Was sind freie Radikale, Antioxidantien und was bedeutet oxidativer Stress?

C.Buchheister/ Mai 27, 2018/ Ernährung, gesundes Altern

Immer wieder begegnet man in den Medien den Begriffen: „freie Radikale“, „Antioxidantien“ und „oxidativer Stress“! Was bedeuten diese Begriffe und wie beeinflussen sie unsere Gesundheit?

Was sind „freie Radikale“?

Während zahlreicher Stoffwechselvorgänge in unserem Körper entstehen ständig instabile Sauerstoff-Moleküle mit nur einem Elektron, die sogenannten „freien Radikale“. Auf der Suche nach einem stabilisierenden 2. Elektron entreißen sie anderen intakten Moleküle dieses fehlende Elektron, dem dann wiederum ein Elektron fehlt. Dadurch wird eine Kettenreaktion in Gang gesetzt, denn ein ungepaartes Elektron versucht immer zu einem vollständigen Paar zu werden und es können wichtige Zellebestandteile (Erbsubstanz, Zellmembran, Enzyme, Proteine….) beschädigt werden.

Was bedeutet „Oxidativer Stress“?

„Freie Radikale“ im Überschuss bewirken durch eine verstärkte Zellschädigung den sogenannten „oxidativen Streß“. Die Zellstrukturen, die Regeneration und Entgiftung sowie das Immunsystem werden stark beeinträchtigt. Das führt zu einer vorzeitigen Alterung (Haut, Haare) und einem erhöhten Risiko für Krankheiten, wie z.B. Krebs, Rheuma, Parkinson, Alzheimer, Arteriosklerose und entzündlichen Erkrankungen.

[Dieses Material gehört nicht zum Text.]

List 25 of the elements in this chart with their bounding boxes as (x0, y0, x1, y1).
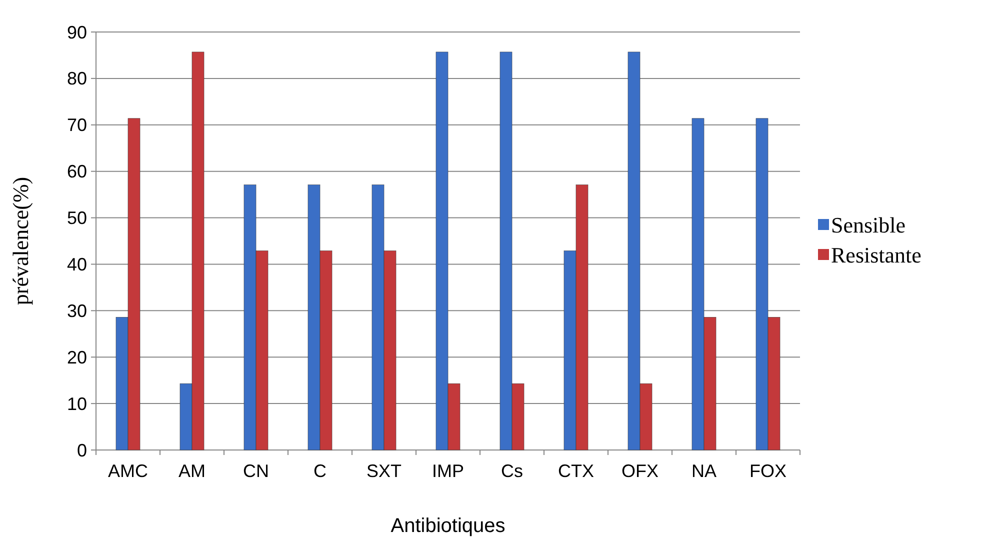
y-tick-label: 80 (66, 68, 87, 89)
y-tick-label: 90 (66, 22, 87, 42)
x-axis-title: Antibiotiques (390, 515, 506, 537)
x-tick-label: NA (691, 461, 717, 481)
y-tick-label: 30 (66, 300, 87, 321)
y-axis-title: prévalence(%) (8, 176, 33, 306)
x-tick-label: Cs (501, 461, 523, 481)
y-tick-label: 20 (66, 347, 87, 368)
x-tick-label: CTX (558, 461, 594, 481)
x-tick-label: SXT (366, 461, 402, 481)
legend-label: Resistante (831, 242, 922, 268)
x-tick-label: IMP (432, 461, 464, 481)
legend-label: Sensible (831, 212, 906, 238)
x-tick-label: FOX (749, 461, 787, 481)
y-tick-label: 50 (66, 208, 87, 228)
y-tick-label: 70 (66, 115, 87, 136)
x-tick-label: C (314, 461, 326, 481)
y-tick-label: 60 (66, 162, 87, 182)
y-tick-label: 10 (66, 394, 87, 414)
y-tick-label: 0 (76, 440, 87, 460)
x-tick-label: OFX (621, 461, 659, 481)
x-tick-label: AMC (108, 461, 148, 481)
x-tick-label: CN (243, 461, 269, 481)
x-tick-label: AM (178, 461, 206, 481)
y-tick-label: 40 (66, 254, 87, 275)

„Freie Radikale“ werden vermehrt durch Sonnenbestrahlung, Rauchen, Alkoholkonsum, Drogen, Umweltgifte, Stress und eine unausgewogene Ernährung (zu viel Zucker, Eiweiß und stark industriell verarbeitete Lebensmittel) gebildet. Auch bestimmte Medikamente (Antibiotika, Hormonpräparate) können „oxidativen Stress“ begünstigen.
Intensive Sporteinheiten mit einem hohen Sauerstoffverbrauch lassen ebenfalls vermehrt „freie Radikale“ entstehen. Dagegen hilft eine langsame Steigerung der Trainingsintensitäten!

Was sind „Antoxidantien“ oder „Radikalfänger“?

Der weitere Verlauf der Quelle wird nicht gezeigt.